Da die Dämmreste aus unterschiedlichen Quellen stammen, weisen sie auch variierende Eigenschaften auf. Jedes einzelne Stück auf seine Wärmeleitfähigkeit zu überprüfen, wäre zu aufwendig geworden, daher setzte man pauschal den niedrigsten Wert an, was eine 20 % größere Wanddicke zur Folge hatte. Zusammen mit der Beplankung, einer 6 cm starken, WDVS-tauglichen Holzfaserplatte außen sowie 2 cm Zementfaserplatten innen kommen die Elemente so auf einen gerechneten U-Wert von 0,14 W/m2K. Bei den Beplankungen und der ebenfalls eingesetzten Dampfsperre handelt es sich um neue Produkte. Letztes Puzzleteil im Fassadenaufbau sind die markanten Trapezbleche in Grün und Beige, die dem Bau sein heutiges Gesicht geben und gleichzeitig auf die Vergangenheit verweisen. Die schmalen vertikalen Elemente ziehen sich über die gesamte Fassadenhöhe und bringen Ruhe in das durch die von den Versprüngen der Fenster geprägte Bild. Auch die Bleche haben eine Vergangenheit: Teilweise stammen sie aus dem Bestand, teilweise aus einem 50 m entfernten Getränkelager, das aktuell zu einem Wohnhaus umgebaut wird.  

Das Modell als Trumpf

Das Elys ist in der Schweiz ein Pionierprojekt des zirkulären Bauens. Die Initiative dafür ging von in situ aus. Aber wie konnten die ArchitektInnen die traditionell eher zurückhaltenden Behördenvertreter davon überzeugen, sich auf das Experiment einzulassen? Ein wichtiger Baustein dafür war ein Mock-up-Modell, das die Holzbaufirma vor dem Baustart anfertigte. Es zeigte, dass die unterschiedlichen Baumaterialien zu einem stimmigen und funktionalen Element zusammengefügt werden können. Gemäss dem verantwortlichen Holzbau-Meister Hans Emmenegger keine Selbstverständlichkeit: „Um die verschiedenen Bauweisen der Fenster auffangen zu können, mussten wir Details entwickeln, die es ermöglichten, ganz unterschiedliche Rahmendetails einzubauen.“ Das galt auch für die Auflagerpunkte der Holzrahmenelemente an der Südostfassade. Hier gab es nach dem Rückbau über die gesamte Länge eine Maßabweichung von bis zu 5 cm, die die neue Fassade ausgleichen musste. Die Holzelemente wurden dafür mittels L-Stahlprofilen dicht aneinander vor die Betonaußenwänden aufgehängt und miteinander verschraubt.
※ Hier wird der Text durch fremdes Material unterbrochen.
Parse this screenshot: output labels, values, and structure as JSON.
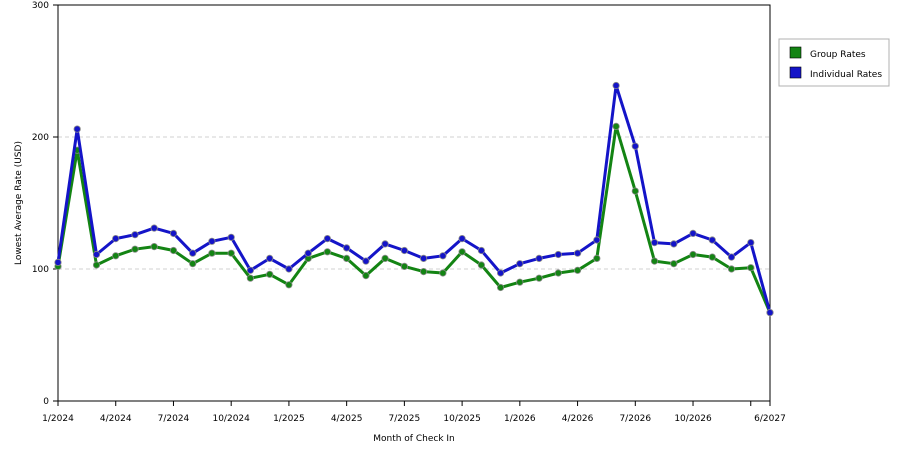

Auch als es um die Dämmung ging, half das Mock-up: Um ­Informationen zum möglichen Setzungsverhalten zu bekommen, führten die Holzbauer am damals schon einige Monate stehenden Modell eine Sondierung mittels Kernbohrung durch. Ergebnis: keine Hohlräume.

Und die Bilanz? Lohnt sich das Bauen mit gebrauchten Bauteilen? Hans Emmenegger beantwortet die Frage differenziert: „Ja und Nein. Während sich zum Beispiel der Holzrahmenbau durch das aufbereitete Material nicht von einer regulären Konstruktion unterschied, erforderte der Einsatz der kleinen, unregelmässigen Dämmteile eine hohe Flexibilität. Dieser Baustoff wird ja sonst auch wieder rezykliert, es ist also die Frage, ob der Aufwand gerechtfertigt ist.“

Umgekehrte Vorzeichen

Offenheit und Flexibilität sind Themen, die sich bis in den Betrieb hineinziehen. Denn die NutzerInnen konnten den Bau noch gar nicht auf Herz und Nieren prüfen. Wegen der Pandemie ist er weitgehend geschlossen. Doch vielleicht inspiriert er dereinst die NutzerInnen, wie er das bei den Planern tat: Denn hier bestimmte nicht der Entwurf den Bau, sondern der Bau den Entwurf – in jeder Hinsicht.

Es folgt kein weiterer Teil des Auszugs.